Когда с ужином было покончено, мы расплатились с хозяином, а затем, увидев, что вершина Россберга стала понемногу окрашиваться в едва заметный оранжевый цвет, решили, что нам пора отправляться в путь. У порога гостиницы мой товарищ повернул налево, а я — направо.
— Куда вы идете, черт возьми?! — спросил он меня.
— Ну как же, в Люцерн.
— В Люцерн! А я иду оттуда.
— Вот те на! Выходит, нам не по пути?
— Более того, нам явно придется повернуться спиной друг к другу.
— Ну что ж, счастливого пути!
— Да хранит вас Господь!
— Если вы будете в Брюсселе…
— Если вы приедете в Париж…
— Решено. Прощайте!
— Прощайте!
И мы расстались, чтобы теперь, вероятно, увидеться уже лишь в долине Иосафата.
— Ну, Франческо, — сказал я, — что ты думаешь обо всем этом, мой мальчик?

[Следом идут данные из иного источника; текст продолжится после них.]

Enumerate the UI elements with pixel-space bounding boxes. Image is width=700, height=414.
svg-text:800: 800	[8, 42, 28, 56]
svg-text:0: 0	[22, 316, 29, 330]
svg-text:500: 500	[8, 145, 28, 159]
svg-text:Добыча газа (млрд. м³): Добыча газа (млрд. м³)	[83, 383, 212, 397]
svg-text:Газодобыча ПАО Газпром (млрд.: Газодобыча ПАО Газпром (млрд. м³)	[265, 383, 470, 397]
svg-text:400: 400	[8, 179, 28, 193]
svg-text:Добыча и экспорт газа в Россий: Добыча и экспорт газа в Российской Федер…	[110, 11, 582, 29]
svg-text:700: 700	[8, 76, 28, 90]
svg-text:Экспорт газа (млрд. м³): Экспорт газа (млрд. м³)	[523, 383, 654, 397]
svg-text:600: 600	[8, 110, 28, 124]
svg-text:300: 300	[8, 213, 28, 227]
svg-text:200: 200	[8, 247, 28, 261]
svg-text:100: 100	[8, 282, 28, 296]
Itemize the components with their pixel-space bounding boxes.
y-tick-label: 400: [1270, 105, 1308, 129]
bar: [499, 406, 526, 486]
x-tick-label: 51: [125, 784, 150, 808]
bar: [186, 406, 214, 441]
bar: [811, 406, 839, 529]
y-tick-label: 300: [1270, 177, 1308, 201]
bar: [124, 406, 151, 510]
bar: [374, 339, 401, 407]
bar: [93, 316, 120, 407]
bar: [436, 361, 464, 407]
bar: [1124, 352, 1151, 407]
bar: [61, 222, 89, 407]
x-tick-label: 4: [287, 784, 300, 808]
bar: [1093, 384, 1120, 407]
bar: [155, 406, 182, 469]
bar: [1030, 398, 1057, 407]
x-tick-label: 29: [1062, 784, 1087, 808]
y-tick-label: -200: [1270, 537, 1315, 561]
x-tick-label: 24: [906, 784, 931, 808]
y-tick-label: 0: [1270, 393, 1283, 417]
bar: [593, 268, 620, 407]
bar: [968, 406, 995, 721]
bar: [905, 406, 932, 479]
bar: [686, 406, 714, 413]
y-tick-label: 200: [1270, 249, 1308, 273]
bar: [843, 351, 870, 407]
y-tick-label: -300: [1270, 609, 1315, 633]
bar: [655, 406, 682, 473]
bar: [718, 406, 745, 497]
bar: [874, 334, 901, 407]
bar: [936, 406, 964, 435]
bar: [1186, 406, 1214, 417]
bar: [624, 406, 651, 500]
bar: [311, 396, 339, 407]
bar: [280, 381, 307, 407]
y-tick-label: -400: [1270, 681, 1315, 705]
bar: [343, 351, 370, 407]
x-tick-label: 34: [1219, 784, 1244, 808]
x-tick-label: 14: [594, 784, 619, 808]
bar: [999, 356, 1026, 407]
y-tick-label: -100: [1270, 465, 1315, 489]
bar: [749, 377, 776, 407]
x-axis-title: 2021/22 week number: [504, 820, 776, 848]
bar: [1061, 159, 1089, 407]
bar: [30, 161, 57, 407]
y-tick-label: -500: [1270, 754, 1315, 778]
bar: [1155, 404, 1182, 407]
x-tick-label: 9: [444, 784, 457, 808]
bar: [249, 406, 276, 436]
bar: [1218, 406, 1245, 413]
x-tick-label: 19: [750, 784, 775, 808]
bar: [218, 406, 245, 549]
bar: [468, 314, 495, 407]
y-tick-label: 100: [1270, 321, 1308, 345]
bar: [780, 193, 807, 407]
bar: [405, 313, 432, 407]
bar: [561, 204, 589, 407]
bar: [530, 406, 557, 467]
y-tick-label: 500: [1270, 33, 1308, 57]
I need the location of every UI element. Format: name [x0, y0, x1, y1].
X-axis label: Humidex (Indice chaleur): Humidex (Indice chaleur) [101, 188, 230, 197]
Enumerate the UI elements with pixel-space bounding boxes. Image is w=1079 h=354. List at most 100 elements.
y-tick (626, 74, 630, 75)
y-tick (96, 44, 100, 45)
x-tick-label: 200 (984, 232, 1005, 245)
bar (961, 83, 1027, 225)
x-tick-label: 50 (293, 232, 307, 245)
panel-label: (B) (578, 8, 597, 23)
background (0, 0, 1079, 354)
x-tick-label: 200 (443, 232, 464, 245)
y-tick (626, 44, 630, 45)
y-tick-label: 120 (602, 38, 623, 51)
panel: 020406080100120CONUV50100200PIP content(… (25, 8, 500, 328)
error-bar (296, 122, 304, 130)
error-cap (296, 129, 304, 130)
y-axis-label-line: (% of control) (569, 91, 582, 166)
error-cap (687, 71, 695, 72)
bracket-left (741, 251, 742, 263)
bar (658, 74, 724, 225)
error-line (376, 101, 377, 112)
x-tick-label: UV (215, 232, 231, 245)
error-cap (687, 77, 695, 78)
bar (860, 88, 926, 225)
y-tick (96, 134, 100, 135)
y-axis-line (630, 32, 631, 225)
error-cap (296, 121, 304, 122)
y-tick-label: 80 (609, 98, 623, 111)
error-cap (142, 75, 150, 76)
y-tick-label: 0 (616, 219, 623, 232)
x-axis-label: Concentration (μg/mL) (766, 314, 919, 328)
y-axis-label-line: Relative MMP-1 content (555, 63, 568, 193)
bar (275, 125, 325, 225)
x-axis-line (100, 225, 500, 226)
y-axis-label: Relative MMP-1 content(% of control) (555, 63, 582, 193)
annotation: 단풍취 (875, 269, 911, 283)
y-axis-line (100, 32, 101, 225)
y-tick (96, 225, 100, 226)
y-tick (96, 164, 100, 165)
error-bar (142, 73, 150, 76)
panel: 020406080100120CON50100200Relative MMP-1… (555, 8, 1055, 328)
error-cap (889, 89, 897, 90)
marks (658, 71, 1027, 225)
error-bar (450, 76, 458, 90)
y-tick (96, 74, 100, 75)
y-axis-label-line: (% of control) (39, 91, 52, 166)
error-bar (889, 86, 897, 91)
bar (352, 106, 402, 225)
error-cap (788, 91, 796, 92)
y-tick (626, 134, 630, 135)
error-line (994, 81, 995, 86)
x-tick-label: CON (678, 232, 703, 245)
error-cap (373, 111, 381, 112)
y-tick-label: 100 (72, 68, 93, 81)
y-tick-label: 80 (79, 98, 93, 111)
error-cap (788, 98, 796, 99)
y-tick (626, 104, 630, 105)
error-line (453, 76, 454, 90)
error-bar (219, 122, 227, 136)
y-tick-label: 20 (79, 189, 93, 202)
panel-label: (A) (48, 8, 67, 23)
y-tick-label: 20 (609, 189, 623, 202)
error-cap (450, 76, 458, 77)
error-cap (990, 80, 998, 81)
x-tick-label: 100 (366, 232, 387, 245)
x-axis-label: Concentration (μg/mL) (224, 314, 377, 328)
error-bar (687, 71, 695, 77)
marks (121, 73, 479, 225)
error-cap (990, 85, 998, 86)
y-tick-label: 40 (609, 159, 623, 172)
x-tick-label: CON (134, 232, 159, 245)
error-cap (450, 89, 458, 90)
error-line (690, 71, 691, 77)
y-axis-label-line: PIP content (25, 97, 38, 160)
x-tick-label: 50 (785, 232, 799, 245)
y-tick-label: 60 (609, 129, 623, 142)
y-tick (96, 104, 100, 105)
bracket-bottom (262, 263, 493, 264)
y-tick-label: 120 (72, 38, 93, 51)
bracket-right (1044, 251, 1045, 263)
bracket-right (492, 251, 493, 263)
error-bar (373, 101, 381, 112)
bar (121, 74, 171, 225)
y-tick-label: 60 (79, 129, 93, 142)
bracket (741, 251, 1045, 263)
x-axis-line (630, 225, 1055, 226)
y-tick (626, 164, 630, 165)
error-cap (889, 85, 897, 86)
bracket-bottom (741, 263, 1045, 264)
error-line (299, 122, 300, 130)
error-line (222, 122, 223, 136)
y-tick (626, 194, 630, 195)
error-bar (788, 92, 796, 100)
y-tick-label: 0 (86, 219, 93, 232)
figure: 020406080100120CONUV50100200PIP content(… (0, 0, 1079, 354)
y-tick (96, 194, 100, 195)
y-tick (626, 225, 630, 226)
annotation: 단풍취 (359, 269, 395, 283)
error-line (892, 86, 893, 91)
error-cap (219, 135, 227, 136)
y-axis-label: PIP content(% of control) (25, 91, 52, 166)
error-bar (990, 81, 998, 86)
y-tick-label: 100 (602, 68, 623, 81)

— Клянусь, сударь, — ответил он, — я думаю, что у вас странные привычки: хорошим дорогам вы предпочитаете скверные тропы, спите днем и идете ночью, а рыбу ловите, пуская в ход карабин!..
XL
КУРОЧКИ ГОСПОДИНА ДЕ ШАТОБРИАНА
Покинув гостиницу "Орел" и двинувшись по дороге, которая тянется вдоль левого берега Цугского озера, мы оказались на земле, целиком принадлежащей истории. Дорога у нас под ногами была той самой, по которой следовал в свое время Гесслер, и ведет она к его могиле. В Иммен-зее, куда нам удалось добраться к семи часам утра, мы остановились лишь для того, чтобы немного отдохнуть, и вскоре отправились в селение Кюснахт[16], чье любовно-поэтическое название плохо сочетается с воспоминаниями о насильственной смерти, которые оно навевает. Примерно в четверти льё от Иммензее мы вступили на дорогу, идущую по дну ложбины; в конце ее некогда сидел в засаде Вильгельм Телль; дорога эта, настолько узкая, что по ней едва может проехать коляска, зажата между крутыми склонами высотой в двенадцать футов, на вершинах которых растут деревья, чьи ветви, смыкаясь и переплетаясь, образуют над головой путешественника зеленый свод; она заканчивается у часовни, построенной на том самом месте, где испустил дух Гесслер. Напротив того места, где стоит часовня, от дороги отходит боковая тропа, которая шагов двадцать поднимается вверх по склону и обрывается у подножия дерева. Если верить преданию, то именно позади этого дерева, покрытый мхом ствол которого виден слева на пути из Иммензее, Телль сидел в засаде и именно к этому дереву он прислонил арбалет, чтобы быть увереннее в своем успехе. Если допустить, что стрелок и мишень располагались именно так, то Вильгельм стрелял с двадцати семи шагов.